Infinite/lazy structures permit the idiom of "tying the knot": http://www.haskell.org/haskellwiki/Tying_the_Knot
The canonically simple example of this is the Fibonacci sequence, defined directly as a recurrence relation. (Yes, yes, hold the efficiency complaints/algorithms discussion -- the point is the idiom.): fibs = 1:1:zipwith (+) fibs (tail fibs)
Here's another story. I had some code that only worked with finite streams -- it did some things to create them out to a point, then did a whole bunch of nonsense that involved acting on various bits of the stream dependent on the entire stream prior to that point, merging it with information from another stream, etc. It was pretty nice, but I realized it had a whole bunch of cruft necessary for dealing with boundary conditions, and basically what to do when one stream ran out of stuff. I then realized that conceptually, there was no reason it couldn't work on infinite streams. So I switched to a data type without a nil -- i.e. a genuine stream as opposed to a list, and all the cruft went away. Even though I know I'll never need the data past a certain point, being able to rely on it being there allowed me to safely remove lots of silly logic, and let the mathematical/algorithmic part of my code stand out more clearly.
One of my pragmatic favorites is cycle. cycle [False, True] generates the infinite list [False, True, False, True, False ...]. In particular, xs ! 0 = False, xs ! 1 = True, so this is just says whether or not the index of the element is odd or not.

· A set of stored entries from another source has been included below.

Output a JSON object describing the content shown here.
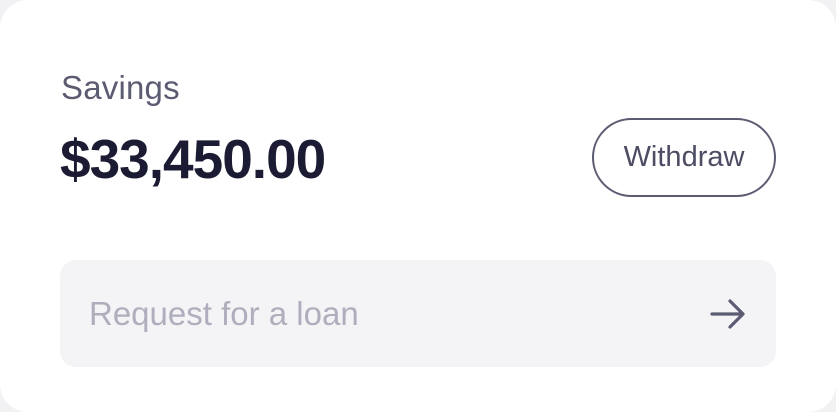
{
  "savings": {
    "label": "Savings",
    "balance": "$33,450.00",
    "withdraw_label": "Withdraw"
  },
  "loan": {
    "label": "Request for a loan",
    "icon": "arrow-right-icon"
  },
  "colors": {
    "primary_text": "#1b1b33",
    "secondary_text": "#5b5b72",
    "muted_text": "#aeaebd",
    "field_background": "#f4f4f7"
  }
}
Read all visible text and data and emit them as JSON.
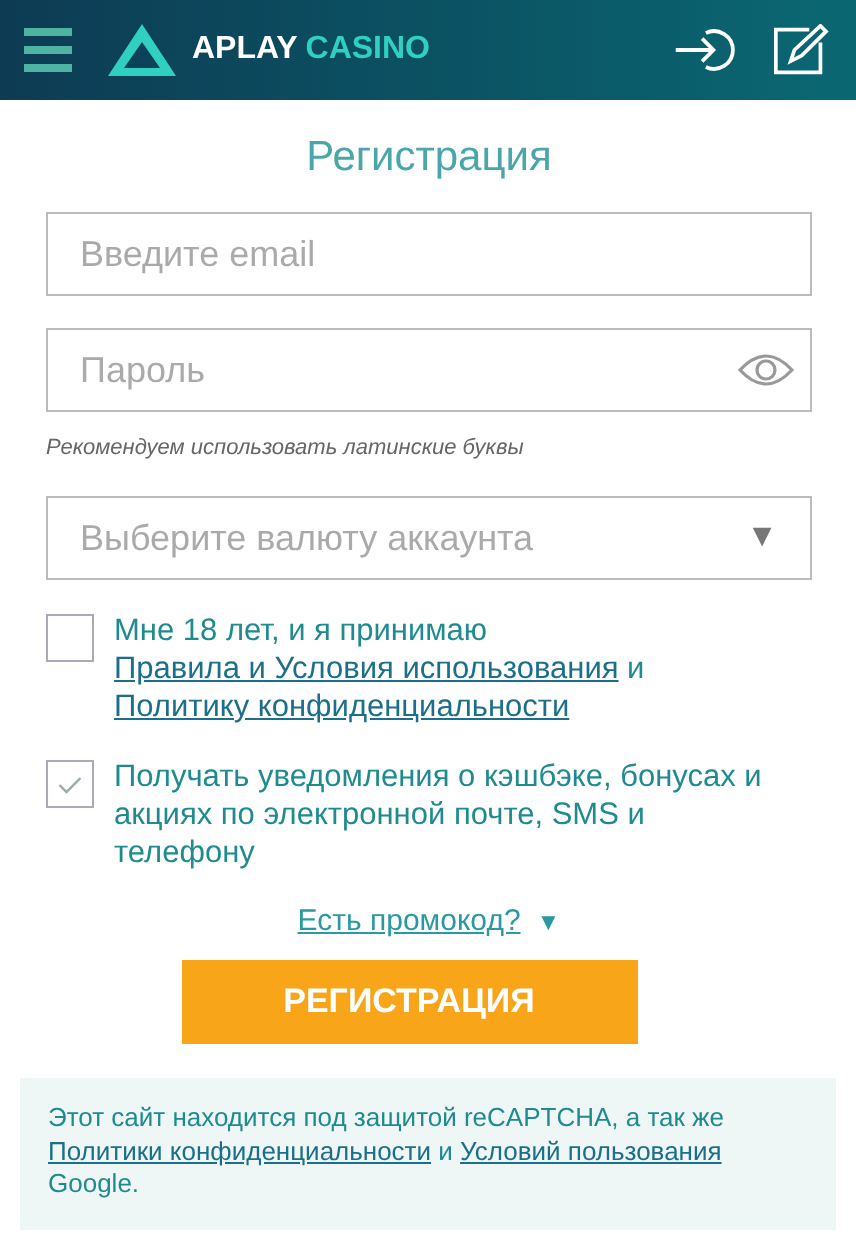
{
  "header": {
    "logo_first": "APLAY",
    "logo_second": "CASINO"
  },
  "title": "Регистрация",
  "email": {
    "placeholder": "Введите email"
  },
  "password": {
    "placeholder": "Пароль",
    "hint": "Рекомендуем использовать латинские буквы"
  },
  "currency": {
    "placeholder": "Выберите валюту аккаунта",
    "arrow": "▼"
  },
  "consents": [
    {
      "checked": false,
      "parts": [
        {
          "kind": "text",
          "text": "Мне 18 лет, и я принимаю "
        },
        {
          "kind": "link",
          "text": "Правила и Условия использования"
        },
        {
          "kind": "text",
          "text": " и "
        },
        {
          "kind": "link",
          "text": "Политику конфиденциальности"
        }
      ]
    },
    {
      "checked": true,
      "parts": [
        {
          "kind": "text",
          "text": "Получать уведомления о кэшбэке, бонусах и акциях по электронной почте, SMS и телефону"
        }
      ]
    }
  ],
  "promo": {
    "label": "Есть промокод?",
    "arrow": "▼"
  },
  "submit": "РЕГИСТРАЦИЯ",
  "footer": {
    "parts": [
      {
        "kind": "text",
        "text": "Этот сайт находится под защитой reCAPTCHA, а так же "
      },
      {
        "kind": "link",
        "text": "Политики конфиденциальности"
      },
      {
        "kind": "text",
        "text": " и "
      },
      {
        "kind": "link",
        "text": "Условий пользования"
      },
      {
        "kind": "text",
        "text": " Google."
      }
    ]
  }
}
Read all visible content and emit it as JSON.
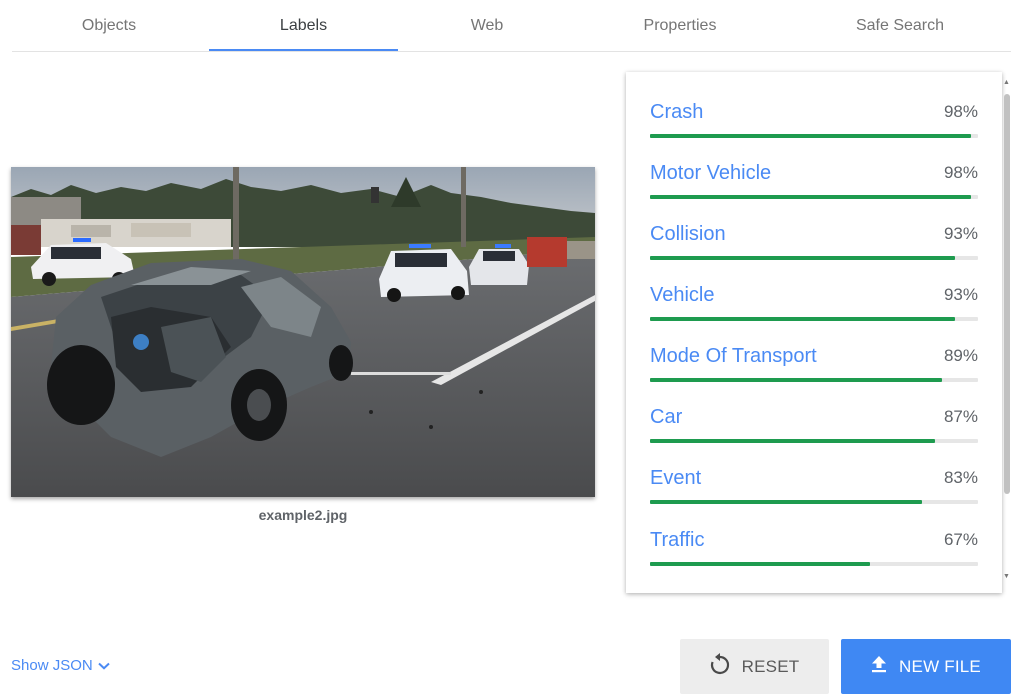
{
  "tabs": [
    {
      "label": "Objects",
      "active": false
    },
    {
      "label": "Labels",
      "active": true
    },
    {
      "label": "Web",
      "active": false
    },
    {
      "label": "Properties",
      "active": false
    },
    {
      "label": "Safe Search",
      "active": false
    }
  ],
  "image": {
    "caption": "example2.jpg"
  },
  "labels": [
    {
      "name": "Crash",
      "score_text": "98%",
      "score": 0.98
    },
    {
      "name": "Motor Vehicle",
      "score_text": "98%",
      "score": 0.98
    },
    {
      "name": "Collision",
      "score_text": "93%",
      "score": 0.93
    },
    {
      "name": "Vehicle",
      "score_text": "93%",
      "score": 0.93
    },
    {
      "name": "Mode Of Transport",
      "score_text": "89%",
      "score": 0.89
    },
    {
      "name": "Car",
      "score_text": "87%",
      "score": 0.87
    },
    {
      "name": "Event",
      "score_text": "83%",
      "score": 0.83
    },
    {
      "name": "Traffic",
      "score_text": "67%",
      "score": 0.67
    }
  ],
  "footer": {
    "show_json_label": "Show JSON",
    "reset_label": "RESET",
    "new_file_label": "NEW FILE"
  },
  "colors": {
    "accent": "#4a8af4",
    "bar_fill": "#1e9b4f",
    "bar_track": "#e6e6e6",
    "new_file_button": "#3f88f3",
    "reset_button": "#ededed"
  },
  "icons": {
    "show_json": "chevron-down-icon",
    "reset": "undo-icon",
    "new_file": "upload-icon"
  }
}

Where does this show up? Lot's of places, but here's one that any web developer ought to be familiar with: making tables that alternate shading from row to row.
The general pattern seen here is that if we want to do some operation on a finite list, rather than having to construct a specific finite list that will “do the thing we want,” we can use an infinite list that will work for all sizes of lists. camcann’s answer is in this vein.